ヒマローグ

毎日の新聞記事からわが国の教育にまつわる思いを綴る。

本音が出た

2014-09-04 08:17:34 | Weblog

「本音が出た」8月30日
 『子供の貧困 教育、生活対策重点に』という見出しの記事が掲載されました。政府が29日閣議決定した「子供の貧困対策大綱」について報じる記事です。主な施策として、教育、生活、就労、経済の4分野での支援があげられていますが、主な教育支援としてあげられた4項目を見ると、学校教育に対する政府・文部科学省の本音が見える気がします。
 『・SSWの増員、・高校生に対する奨学給付金増額、・所得連動返還型奨学金の導入準備、・生活困窮世帯への学習支援』という4項目ですが、いずれも学校における授業の充実に結び付くものではありません。しかし、経済的に豊かな家庭は子供を塾に通わせたり、家庭教育をつけたり、通信教育等の機会を与えたりしているのに対し、貧困家庭ではそうした措置をとることができないというのが、基本的な格差問題として存在しているのです。
 その結果、中学卒業段階で、学力格差が生じ、その後の人生における経済格差を再生産してしまうという悪循環が問題になっているのです。こうした格差を解消する手段として従来は、学校での授業を充実させ、授業が分からないという子供をなくし、塾などに行かなくても希望の高校に進めるようにするという「建前」が語られていました。

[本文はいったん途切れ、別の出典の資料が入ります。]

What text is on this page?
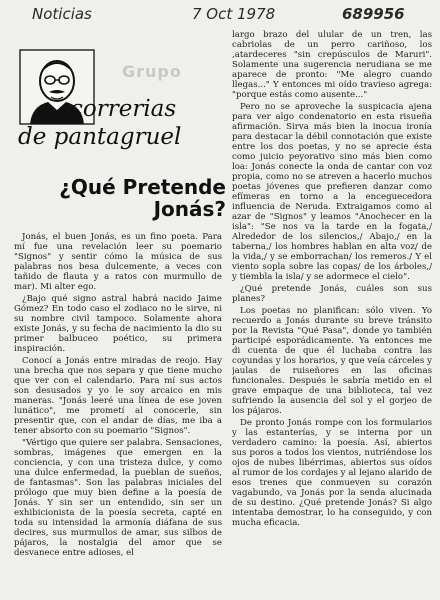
Noticias	7 Oct 1978	689956
Grupo
correrias
de pantagruel
¿Qué Pretende Jonás?

Jonás, el buen Jonás, es un fino poeta. Para mí fue una revelación leer su poemario "Signos" y sentir cómo la música de sus palabras nos besa dulcemente, a veces con tañido de flauta y a ratos con murmullo de mar). Mi alter ego.

¿Bajo qué signo astral habrá nacido Jaime Gómez? En todo caso el zodiaco no le sirve, ni su nombre civil tampoco. Solamente ahora existe Jonás, y su fecha de nacimiento la dio su primer balbuceo poético, su primera inspiración.

Conocí a Jonás entre miradas de reojo. Hay una brecha que nos separa y que tiene mucho que ver con el calendario. Para mí sus actos son desusados y yo le soy arcaico en mis maneras. "Jonás leeré una línea de ese joven lunático", me prometí al conocerle, sin presentir que, con el andar de días, me iba a tener absorto con su poemario "Signos".

"Vértigo que quiere ser palabra. Sensaciones, sombras, imágenes que emergen en la conciencia, y con una tristeza dulce, y como una dulce enfermedad, la pueblan de sueños, de fantasmas". Son las palabras iniciales del prólogo que muy bien define a la poesía de Jonás. Y sin ser un entendido, sin ser un exhibicionista de la poesía secreta, capté en toda su intensidad la armonía diáfana de sus decires, sus murmullos de amar, sus silbos de pájaros, la nostalgia del amor que se desvanece entre adioses, el

largo brazo del ulular de un tren, las cabriolas de un perro cariñoso, los ,atardeceres "sin crepúsculos de Maruri". Solamente una sugerencia nerudiana se me aparece de pronto: "Me alegro cuando llegas..." Y entonces mi oído travieso agrega: "porque estás como ausente..."

Pero no se aproveche la suspicacia ajena para ver algo condenatorio en esta risueña afirmación. Sirva más bien la inocua ironía para destacar la débil connotación que existe entre los dos poetas, y no se aprecie ésta como juicio peyorativo sino más bien como loa: Jonás conecte la onda de cantar con voz propia, como no se atreven a hacerlo muchos poetas jóvenes que prefieren danzar como efímeras en torno a la enceguecedora influencia de Neruda. Extraigamos como al azar de "Signos" y leamos "Anochecer en la isla": "Se nos va la tarde en la fogata,/ Alrededor de los silencios,/ Abajo,/ en la taberna,/ los hombres hablan en alta voz/ de la vida,/ y se emborrachan/ los remeros./ Y el viento sopla sobre las copas/ de los árboles,/ y tiembla la isla/ y se adormece el cielo".

¿Qué pretende Jonás, cuáles son sus planes?

Los poetas no planifican: sólo viven. Yo recuerdo a Jonás durante su breve tránsito por la Revista "Qué Pasa", donde yo también participé esporádicamente. Ya entonces me di cuenta de que él luchaba contra las coyundas y los horarios, y que veía cárceles y jaulas de ruiseñores en las oficinas funcionales. Después le sabría metido en el grave empaque de una biblioteca, tal vez sufriendo la ausencia del sol y el gorjeo de los pájaros.

De pronto Jonás rompe con los formularios y las estanterías, y se interna por un verdadero camino: la poesía. Así, abiertos sus poros a todos los vientos, nutriéndose los ojos de nubes libérrimas, abiertos sus oídos al rumor de los cordajes y al lejano alarido de esos trenes que conmueven su corazón vagabundo, va Jonás por la senda alucinada de su destino. ¿Qué pretende Jonás? Si algo intentaba demostrar, lo ha conseguido, y con mucha eficacia.
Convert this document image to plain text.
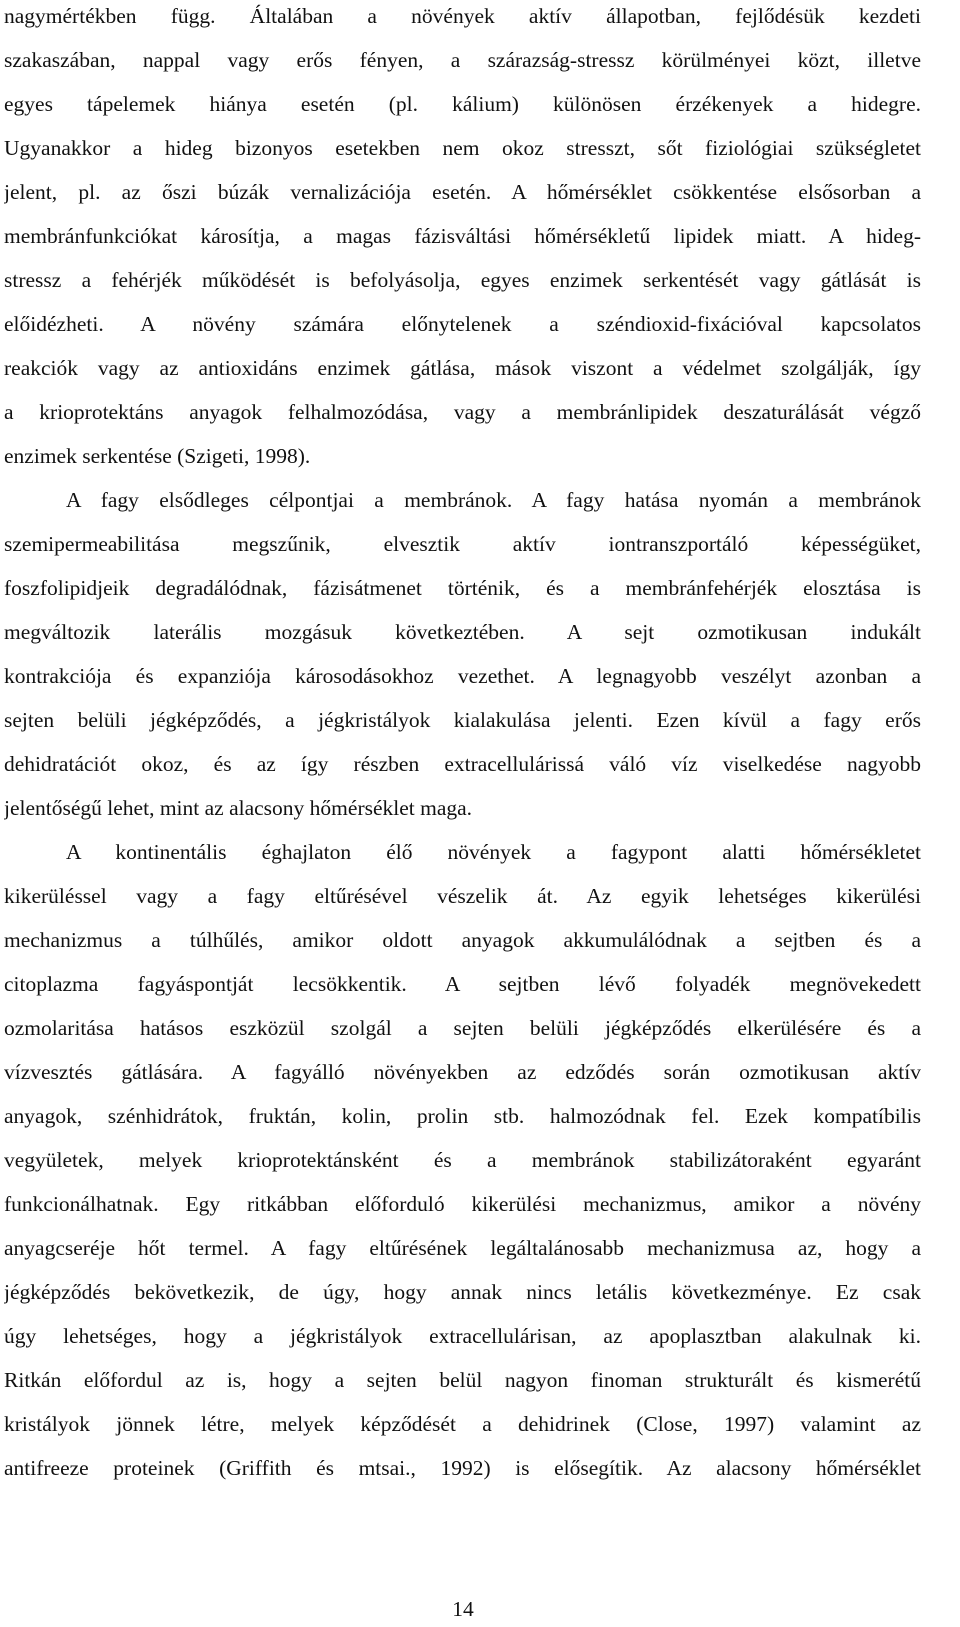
nagymértékben függ. Általában a növények aktív állapotban, fejlődésük kezdeti
szakaszában, nappal vagy erős fényen, a szárazság-stressz körülményei közt, illetve
egyes tápelemek hiánya esetén (pl. kálium) különösen érzékenyek a hidegre.
Ugyanakkor a hideg bizonyos esetekben nem okoz stresszt, sőt fiziológiai szükségletet
jelent, pl. az őszi búzák vernalizációja esetén. A hőmérséklet csökkentése elsősorban a
membránfunkciókat károsítja, a magas fázisváltási hőmérsékletű lipidek miatt. A hideg-
stressz a fehérjék működését is befolyásolja, egyes enzimek serkentését vagy gátlását is
előidézheti. A növény számára előnytelenek a széndioxid-fixációval kapcsolatos
reakciók vagy az antioxidáns enzimek gátlása, mások viszont a védelmet szolgálják, így
a krioprotektáns anyagok felhalmozódása, vagy a membránlipidek deszaturálását végző
enzimek serkentése (Szigeti, 1998).
A fagy elsődleges célpontjai a membránok. A fagy hatása nyomán a membránok
szemipermeabilitása megszűnik, elvesztik aktív iontranszportáló képességüket,
foszfolipidjeik degradálódnak, fázisátmenet történik, és a membránfehérjék elosztása is
megváltozik laterális mozgásuk következtében. A sejt ozmotikusan indukált
kontrakciója és expanziója károsodásokhoz vezethet. A legnagyobb veszélyt azonban a
sejten belüli jégképződés, a jégkristályok kialakulása jelenti. Ezen kívül a fagy erős
dehidratációt okoz, és az így részben extracellulárissá váló víz viselkedése nagyobb
jelentőségű lehet, mint az alacsony hőmérséklet maga.
A kontinentális éghajlaton élő növények a fagypont alatti hőmérsékletet
kikerüléssel vagy a fagy eltűrésével vészelik át. Az egyik lehetséges kikerülési
mechanizmus a túlhűlés, amikor oldott anyagok akkumulálódnak a sejtben és a
citoplazma fagyáspontját lecsökkentik. A sejtben lévő folyadék megnövekedett
ozmolaritása hatásos eszközül szolgál a sejten belüli jégképződés elkerülésére és a
vízvesztés gátlására. A fagyálló növényekben az edződés során ozmotikusan aktív
anyagok, szénhidrátok, fruktán, kolin, prolin stb. halmozódnak fel. Ezek kompatíbilis
vegyületek, melyek krioprotektánsként és a membránok stabilizátoraként egyaránt
funkcionálhatnak. Egy ritkábban előforduló kikerülési mechanizmus, amikor a növény
anyagcseréje hőt termel. A fagy eltűrésének legáltalánosabb mechanizmusa az, hogy a
jégképződés bekövetkezik, de úgy, hogy annak nincs letális következménye. Ez csak
úgy lehetséges, hogy a jégkristályok extracellulárisan, az apoplasztban alakulnak ki.
Ritkán előfordul az is, hogy a sejten belül nagyon finoman strukturált és kismerétű
kristályok jönnek létre, melyek képződését a dehidrinek (Close, 1997) valamint az
antifreeze proteinek (Griffith és mtsai., 1992) is elősegítik. Az alacsony hőmérséklet
14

実際は、家庭の経済力と子供の学力には切っても切れない関係があることは認識していながらも、表向きは、必要な学力は学校の授業だけで身に着けることが出来ます、としていたのです。あたかも、警察庁が「パチンコで換金が行われているとは承知していない」という建前論を述べているように、です。
 そうした視点でみると、今回の貧困家庭への「主要」施策から、学校の授業の充実に関する項目、教員の研修や授業時間の確保、教員定数の増加や学習内容の精選といったものが除かれたということは、文部科学省も、子供の学力格差は学校以外の原因で生じる部分が大きい、と認めたことを意味します。
 長年、学校教育に携わってきた者として、学校の無力さを指摘されたようで寂しい思いはありますが、一方でこうした方向転換が、全国学力テストの結果を公開し、学力格差の原因を学校の教員の努力不足に還元してその責任を追及するという間違った施策の見直しにつながるのであれば、悪いことばかりではないとも思います。